The audacity of hype! Promoting his upcoming book, he holds himself out as the spokesman for millions of African-American churchgoers, which he is certainly not. He renews his charge that the September 11 murders were retribution for America's "terrorism" on other people, defends Nation of Islam leader Louis Farrakhan as one of the most important voices of the 20th and 21st centuries, reiterates his belief that the government created aids as a "genocide" on African-Americans, compares U.S. marines to the Roman soldiers who killed Jesus and suggests that America has acted like al Qaeda under a different flag, and refuses to apologize for his invocation "God damn America!"

Equally of concern is his depiction of Barack Obama as someone who was insincere in distancing himself. "Politicians say what they say and do what they do based on electability...based on polls," he asserts, casting Obama as a politician—and one whose public statements last March are not to be trusted.

Senator Obama's first-day reaction was muted. Only on the second day did he vent. He said he had to wait 24 hours since he "hadn't seen it," notwithstanding that the time bomb that was the Reverend Wright had deformed his campaign narrative. Obama had moved millions by presenting himself as the appealing unifier and the candidate who transcends race, but the result of the outbursts by the man he called his spiritual adviser and guide is that the country is seized with the one issue of race on the very terms of black anger against the white world—just what Obama set out to avoid. The controversy has, to some extent, turned Obama from the candidate who is black into a black candidate.

Second-guessing. The political firestorm inescapably raises questions again about Obama's judgment: How naive could he be to fail to recognize the risks of such an association? One can understand how useful the pastor was in immersing the politically ambitious Harvard Law graduate in Chicago's South Side (no doubt the source now of Wright's resentment). Obama acquired "street cred." But how over 20 years could he fail to appreciate the pastor for the man he so obviously is? How could Obama borrow the title of his book The Audacity of Hope from the first sermon of Wright's that he heard decades ago, in which the pastor attacked an environment "where white folks' greed runs a world in need, apartheid in one hemisphere, apathy in another"?

Senator Obama had to know, on some level, that his association was problematic, for he rescinded an invitation to have Wright speak at his campaign launch in 2007. Now we learn, according to Wright, that he and Obama's family prayed in the basement of the old Illinois State Capitol before Obama went out to speak. It stretches Obama's credibility to assert that only now has he learned of the views of the man he trusted as pastor to his children.

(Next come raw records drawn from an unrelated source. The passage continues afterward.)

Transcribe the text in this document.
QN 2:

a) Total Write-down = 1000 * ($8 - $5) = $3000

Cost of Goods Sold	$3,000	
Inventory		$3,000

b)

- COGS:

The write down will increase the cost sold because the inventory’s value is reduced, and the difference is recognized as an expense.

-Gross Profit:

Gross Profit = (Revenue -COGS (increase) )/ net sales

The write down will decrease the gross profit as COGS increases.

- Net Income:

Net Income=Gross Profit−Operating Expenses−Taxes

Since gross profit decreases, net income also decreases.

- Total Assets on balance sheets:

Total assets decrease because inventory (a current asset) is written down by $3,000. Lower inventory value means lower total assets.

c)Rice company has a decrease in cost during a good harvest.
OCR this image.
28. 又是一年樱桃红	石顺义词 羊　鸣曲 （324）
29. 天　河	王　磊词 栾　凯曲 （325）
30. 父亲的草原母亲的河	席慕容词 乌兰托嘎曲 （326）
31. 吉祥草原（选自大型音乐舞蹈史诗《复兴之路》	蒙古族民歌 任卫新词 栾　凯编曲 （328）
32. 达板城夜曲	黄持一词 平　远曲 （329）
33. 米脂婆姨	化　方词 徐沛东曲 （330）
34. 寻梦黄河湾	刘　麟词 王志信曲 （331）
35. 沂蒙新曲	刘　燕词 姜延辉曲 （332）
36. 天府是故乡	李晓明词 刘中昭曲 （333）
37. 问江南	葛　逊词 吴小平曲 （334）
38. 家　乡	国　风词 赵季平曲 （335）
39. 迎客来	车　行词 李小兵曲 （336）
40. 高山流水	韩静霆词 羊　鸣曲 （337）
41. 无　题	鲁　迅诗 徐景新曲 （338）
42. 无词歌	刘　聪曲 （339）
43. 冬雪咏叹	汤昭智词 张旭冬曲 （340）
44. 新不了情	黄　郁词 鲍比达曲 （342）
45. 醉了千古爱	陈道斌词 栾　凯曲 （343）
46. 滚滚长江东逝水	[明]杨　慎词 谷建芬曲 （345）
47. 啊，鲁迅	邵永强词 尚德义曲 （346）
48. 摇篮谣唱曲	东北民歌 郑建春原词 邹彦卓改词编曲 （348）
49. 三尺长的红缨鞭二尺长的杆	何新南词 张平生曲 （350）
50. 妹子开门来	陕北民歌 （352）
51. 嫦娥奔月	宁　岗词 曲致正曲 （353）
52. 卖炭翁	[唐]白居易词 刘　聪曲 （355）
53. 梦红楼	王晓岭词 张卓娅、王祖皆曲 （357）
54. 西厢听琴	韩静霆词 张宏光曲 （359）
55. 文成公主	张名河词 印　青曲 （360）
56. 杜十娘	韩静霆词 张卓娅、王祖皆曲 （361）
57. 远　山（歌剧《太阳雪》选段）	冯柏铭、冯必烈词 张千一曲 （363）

In rejecting Wright, Obama says the relationship has now "changed." In his March speech on race, he said he could no more disown Wright than he could disown the black community. The "change" in the relationship cannot mean he has now disowned the black community—parts of which have disowned Wright. We are left to assume he is no longer the spiritual adviser of whom Obama once said, "He is much more of a sounding board for me to make sure that I am speaking as truthfully about what I believe as it is possible and that I am not losing myself in some of the hype and hoopla and stress that's involved in national politics."

The sad outcome of all of this is that it undermines the strong support that Obama gained from so many voters. Too many people are now asking how he could not have been outraged much earlier. By escalating the racial element of identity politics, the pastor has undercut one of the major rationales of Obama's campaign, to wit, that it could and would be about healing. How is he going to be a unifier when his spiritual adviser is on TV, castigating America and scaring a lot of people?

Obama remains vulnerable for having sat for decades in the pews of a church that did good work but was racked with divisive racial rhetoric. As Juan Williams, a respected commentator on issues of race, put it, "What would Jesus do? There is no question he would have left that church."

The failure to extract himself early and decisively enough is not to question Senator Obama's commitment to transcending old racial animosities. But it unhappily sets back the progress his campaign has made. Wright deserves our condemnation for taking us backward on this difficult issue at what could have been such a promising time.